The Self Study
Philip and I have embarked on a journey that is both scary and exciting all at the same time. We’re in the process of becoming foster/adoption parents in the county where we live. We’ve been at this process for about 2 months, and have about 4 months left to go. We’re almost done with our training classes. I’ve met with our home assessor twice (Philip once), and we love her already. Everything’s been going really well until now. Let’s just say: SELF STUDY. Ah yes, the dreaded self study. This is the document to end all documents: 36 pages of nothing but questions about yourself. As I write this, I’ve just ended another session answering more questions and wondering if what I said was sufficient enough, or did I sound crazy. How should I approach the questions – as a formal document or a friendly conversation? Has my life been ok, or do I need to talk to someone about hangups that have occurred?

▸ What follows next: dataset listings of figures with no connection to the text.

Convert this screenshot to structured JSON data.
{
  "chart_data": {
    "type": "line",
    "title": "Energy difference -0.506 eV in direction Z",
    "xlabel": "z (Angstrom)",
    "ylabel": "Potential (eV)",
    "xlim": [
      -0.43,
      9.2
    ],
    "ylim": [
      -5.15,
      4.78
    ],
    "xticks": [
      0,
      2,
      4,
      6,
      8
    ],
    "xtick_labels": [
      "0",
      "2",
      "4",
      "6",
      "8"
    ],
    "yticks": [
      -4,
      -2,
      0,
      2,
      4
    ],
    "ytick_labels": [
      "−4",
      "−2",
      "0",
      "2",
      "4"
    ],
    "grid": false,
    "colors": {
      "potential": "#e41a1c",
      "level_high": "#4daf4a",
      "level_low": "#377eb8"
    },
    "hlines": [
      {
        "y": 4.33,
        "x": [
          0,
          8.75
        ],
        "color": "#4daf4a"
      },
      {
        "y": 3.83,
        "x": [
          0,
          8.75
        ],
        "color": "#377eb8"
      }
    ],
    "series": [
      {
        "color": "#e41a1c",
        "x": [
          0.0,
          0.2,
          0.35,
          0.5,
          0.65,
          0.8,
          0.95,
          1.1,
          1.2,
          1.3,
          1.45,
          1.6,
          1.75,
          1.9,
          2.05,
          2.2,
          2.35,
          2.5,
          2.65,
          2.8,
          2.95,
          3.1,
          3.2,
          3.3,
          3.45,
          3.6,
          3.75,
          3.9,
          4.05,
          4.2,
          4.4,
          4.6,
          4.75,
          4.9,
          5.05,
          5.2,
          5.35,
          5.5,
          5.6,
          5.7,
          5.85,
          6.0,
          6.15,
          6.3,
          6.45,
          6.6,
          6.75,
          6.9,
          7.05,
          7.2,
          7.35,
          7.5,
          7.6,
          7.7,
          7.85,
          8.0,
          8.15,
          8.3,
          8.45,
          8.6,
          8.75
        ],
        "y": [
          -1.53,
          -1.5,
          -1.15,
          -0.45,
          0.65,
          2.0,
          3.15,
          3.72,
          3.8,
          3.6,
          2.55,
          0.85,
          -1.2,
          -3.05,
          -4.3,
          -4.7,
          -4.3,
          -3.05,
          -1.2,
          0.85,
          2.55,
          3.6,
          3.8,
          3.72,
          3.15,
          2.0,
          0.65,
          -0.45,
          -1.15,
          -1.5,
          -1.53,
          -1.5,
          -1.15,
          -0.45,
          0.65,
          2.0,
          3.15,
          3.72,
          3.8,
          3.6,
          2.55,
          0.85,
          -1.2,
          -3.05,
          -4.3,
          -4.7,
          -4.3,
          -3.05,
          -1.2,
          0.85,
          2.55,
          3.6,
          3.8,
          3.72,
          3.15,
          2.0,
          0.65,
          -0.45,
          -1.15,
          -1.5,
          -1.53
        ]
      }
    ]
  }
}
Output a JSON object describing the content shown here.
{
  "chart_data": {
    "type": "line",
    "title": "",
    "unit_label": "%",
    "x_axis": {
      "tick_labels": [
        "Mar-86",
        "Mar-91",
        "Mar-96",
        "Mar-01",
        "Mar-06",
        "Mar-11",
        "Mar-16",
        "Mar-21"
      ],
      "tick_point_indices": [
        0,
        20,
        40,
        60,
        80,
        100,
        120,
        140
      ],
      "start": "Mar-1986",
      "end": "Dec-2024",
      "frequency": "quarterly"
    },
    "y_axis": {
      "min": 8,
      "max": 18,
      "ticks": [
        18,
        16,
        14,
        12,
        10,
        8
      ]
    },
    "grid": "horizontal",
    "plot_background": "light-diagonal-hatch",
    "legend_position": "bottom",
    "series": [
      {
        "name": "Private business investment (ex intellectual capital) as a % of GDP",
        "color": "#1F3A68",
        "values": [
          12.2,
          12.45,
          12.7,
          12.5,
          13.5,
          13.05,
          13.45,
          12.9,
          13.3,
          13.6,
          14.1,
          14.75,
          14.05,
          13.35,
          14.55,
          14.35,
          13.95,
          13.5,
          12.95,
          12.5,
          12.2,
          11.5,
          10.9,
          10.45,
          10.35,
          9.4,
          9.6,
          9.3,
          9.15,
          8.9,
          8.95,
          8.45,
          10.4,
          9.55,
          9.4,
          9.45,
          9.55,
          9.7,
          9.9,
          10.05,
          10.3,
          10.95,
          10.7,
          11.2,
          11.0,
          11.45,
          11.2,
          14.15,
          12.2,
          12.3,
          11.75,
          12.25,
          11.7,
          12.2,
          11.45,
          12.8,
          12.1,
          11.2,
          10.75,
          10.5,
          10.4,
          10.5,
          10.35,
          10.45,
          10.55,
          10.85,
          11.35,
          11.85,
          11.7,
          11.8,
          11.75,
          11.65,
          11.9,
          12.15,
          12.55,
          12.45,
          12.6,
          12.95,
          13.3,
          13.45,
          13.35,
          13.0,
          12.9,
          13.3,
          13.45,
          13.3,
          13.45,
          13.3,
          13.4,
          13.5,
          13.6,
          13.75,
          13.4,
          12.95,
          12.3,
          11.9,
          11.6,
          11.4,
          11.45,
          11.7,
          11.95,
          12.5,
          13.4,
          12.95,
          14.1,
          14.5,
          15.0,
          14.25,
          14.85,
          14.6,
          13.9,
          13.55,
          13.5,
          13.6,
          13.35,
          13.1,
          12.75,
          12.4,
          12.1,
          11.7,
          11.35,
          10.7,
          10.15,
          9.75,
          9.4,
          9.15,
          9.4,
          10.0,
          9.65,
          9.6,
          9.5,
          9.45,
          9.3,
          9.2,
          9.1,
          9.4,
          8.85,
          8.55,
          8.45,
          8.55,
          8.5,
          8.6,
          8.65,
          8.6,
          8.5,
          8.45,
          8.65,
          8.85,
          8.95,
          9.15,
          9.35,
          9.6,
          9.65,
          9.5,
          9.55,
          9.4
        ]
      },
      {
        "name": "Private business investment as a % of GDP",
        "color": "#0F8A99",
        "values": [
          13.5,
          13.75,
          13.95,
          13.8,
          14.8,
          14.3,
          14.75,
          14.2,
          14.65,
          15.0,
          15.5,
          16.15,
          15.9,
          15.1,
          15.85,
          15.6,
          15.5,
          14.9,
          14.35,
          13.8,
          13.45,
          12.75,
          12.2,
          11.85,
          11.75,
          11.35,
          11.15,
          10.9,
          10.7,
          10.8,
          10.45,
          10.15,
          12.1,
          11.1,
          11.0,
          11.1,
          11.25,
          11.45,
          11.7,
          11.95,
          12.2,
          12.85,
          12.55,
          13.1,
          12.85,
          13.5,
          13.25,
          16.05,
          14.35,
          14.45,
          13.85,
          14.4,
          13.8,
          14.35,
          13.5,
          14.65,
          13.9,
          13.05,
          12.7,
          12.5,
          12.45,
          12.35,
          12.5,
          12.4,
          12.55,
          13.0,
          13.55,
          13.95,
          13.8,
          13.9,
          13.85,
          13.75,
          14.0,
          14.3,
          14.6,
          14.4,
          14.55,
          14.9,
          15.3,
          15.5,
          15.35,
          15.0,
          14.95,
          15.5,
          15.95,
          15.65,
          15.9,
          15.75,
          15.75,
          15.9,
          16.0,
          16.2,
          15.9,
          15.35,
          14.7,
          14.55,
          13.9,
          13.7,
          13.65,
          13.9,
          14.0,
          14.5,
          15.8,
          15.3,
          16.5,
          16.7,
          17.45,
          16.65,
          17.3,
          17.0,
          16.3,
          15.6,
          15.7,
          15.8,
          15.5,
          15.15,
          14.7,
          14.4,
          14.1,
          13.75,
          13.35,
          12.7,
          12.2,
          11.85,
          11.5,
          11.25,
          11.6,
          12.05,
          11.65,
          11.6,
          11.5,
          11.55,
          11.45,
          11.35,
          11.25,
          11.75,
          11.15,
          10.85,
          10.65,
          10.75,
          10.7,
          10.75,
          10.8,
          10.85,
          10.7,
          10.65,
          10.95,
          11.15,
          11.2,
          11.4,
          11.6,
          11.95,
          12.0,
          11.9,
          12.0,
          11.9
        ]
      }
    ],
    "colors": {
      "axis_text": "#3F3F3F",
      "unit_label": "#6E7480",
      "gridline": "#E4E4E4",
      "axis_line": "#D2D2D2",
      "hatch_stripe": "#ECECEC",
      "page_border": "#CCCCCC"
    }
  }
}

All these questions come with the process to foster or adopt. I’d want someone to be thoroughly interviewed before letting my children live with them, so I understand the reasoning behind it. However, I’ve had to think about my life differently because of this process. What will I do for someone to experience the love of Jesus in our family? Am I willing to sacrifice time with my own kids to show love to a child who may never know it apart from being in our family a short time? What will my sons learn from this? Am I open to learning a WHOLE lot about myself, even after the interviewing process is over, and face some of my “issues” head on and change?
You know, this process of becoming foster/adoption parents is a humbling one. There’s a lot of prayer that goes into this decision, and it shouldn’t be taken lightly. Matter of fact, you may come away a changed person.